Friday, August 8, 2008

WebApp Security Test tool - IBM Rational AppScan

This is part 3 (after Introduction, HP Application Security Center) of the series on web application security test tools. This week, I invited IBM to present their offering called IBM Rational AppScan.
  • Formally Watchfire Corporation before its acquisition in July 2007.
  • Does not have a code analyzer component like HP. [Edit: Will have one in the upcoming version come Sept 2008 as pointed out by Chris.]
  • Run-time analyzer comes in three flavors:

    1. Standard Edition
      • Targeted at standalone usage scenarios.
      • Black-box testing tool (does not require source code but requires a running system).
      • Underlying implementation technology independent.
      • Works by crawling an entire website (link depth and type is configurable) after been given a root URL.
      • Suggests common fixes when vulnerabilities are found but cannot automatically fix them. (Obviously since it has no knowledge or access to the underlying code!)
      • Will not be able to detect threats on pages that are not explicitly defined in the test, exist as links in the website or directories that do not allow listing.
      • Supports legal and regulatory compliance by scanning against well known policies (e.g. Sarbanes-Oxley, HIPAA, PCI Data Security Standard, OWASP Top Ten) and generate the necessary reports.
      • Requires regular updates to keep up with latest threat signatures (like anti-virus software).
      • Must run full suite of tests after an update as the tool is unable to determine the delta.
      • Includes a whole bunch of advanced tools for penetration testers.
      • Supports only Windows Platform for running the tool.

    2. Tester Edition
      • Targeted as part of the Quality Assurance process usage.
      • Contains same features as the Standard Edition plus the following.
      • Automatic test creation, modification and maintenance capabilities to enable testing and remediation.

    3. Enterprise Edition
      • Targeted at multi-user environments.
      • Contains same features as the Standard Edition plus the following.
      • Centralized test management and reporting, remote scanning administration.
      • Continuous monitoring and aggregation of metrics to ensure remediation and trend improvement over time.
      • Sophisticated dashboards and flexible reporting views to provide enterprise-wide visibility of risks and remediation progress.
      • Web based access for users.
      • Supports only Windows Platform for server components.

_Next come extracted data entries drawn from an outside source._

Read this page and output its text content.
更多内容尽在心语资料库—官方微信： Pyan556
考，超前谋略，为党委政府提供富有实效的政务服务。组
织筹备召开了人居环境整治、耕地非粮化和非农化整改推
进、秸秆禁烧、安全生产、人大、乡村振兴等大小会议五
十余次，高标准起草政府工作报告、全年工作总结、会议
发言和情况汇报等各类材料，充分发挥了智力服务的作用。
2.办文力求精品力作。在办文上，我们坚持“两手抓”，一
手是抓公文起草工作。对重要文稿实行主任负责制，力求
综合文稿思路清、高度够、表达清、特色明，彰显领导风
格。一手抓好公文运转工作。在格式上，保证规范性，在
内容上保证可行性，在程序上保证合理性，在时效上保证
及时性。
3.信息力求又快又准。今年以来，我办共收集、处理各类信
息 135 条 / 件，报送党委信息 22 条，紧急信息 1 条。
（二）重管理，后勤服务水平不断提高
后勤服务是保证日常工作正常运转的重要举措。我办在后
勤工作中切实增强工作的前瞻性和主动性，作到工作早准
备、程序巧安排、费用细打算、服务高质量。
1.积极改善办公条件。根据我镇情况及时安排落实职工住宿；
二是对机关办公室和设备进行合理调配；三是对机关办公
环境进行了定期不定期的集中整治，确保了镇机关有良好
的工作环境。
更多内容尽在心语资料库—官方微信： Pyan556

Christopher M. Ensey said...

You might want to look at Rational software analyzer for the code scan part. We have a full integration with it in the Sept 08 release of AppScan Developers Edition which works as part of an eclipse or RAD plugin with all the same security and code quality testing features of both products.

Christopher M. Ensey said...

... also I would say its worth mentioning that AppScan owns the IP for the scan engine that HP licenses for its product. If you look at the way WebInspect utilizes the engine the results are more prone to false positives and extraneous messages that will not assist in the security assessment process. The real richness of the two products comes down to speed of scanning and the quality of remediation information.

Sidney said...

Chris, Thanks for the comments. Weird that the IBM consultant that came down to present the solution to us did not mention the code analyzer. Maybe the news haven't been pushed to this part of the world yet.

As for your second comment, I will certainly make a note of it during the POC stage. You have certainly reinforced my point on putting the products through a real world test in order to differentiate them. It's not about how many features a product (claim to) have but how well they are implemented!

Christopher M. Ensey said...

Great point about the feature claims. Good luck with your POC!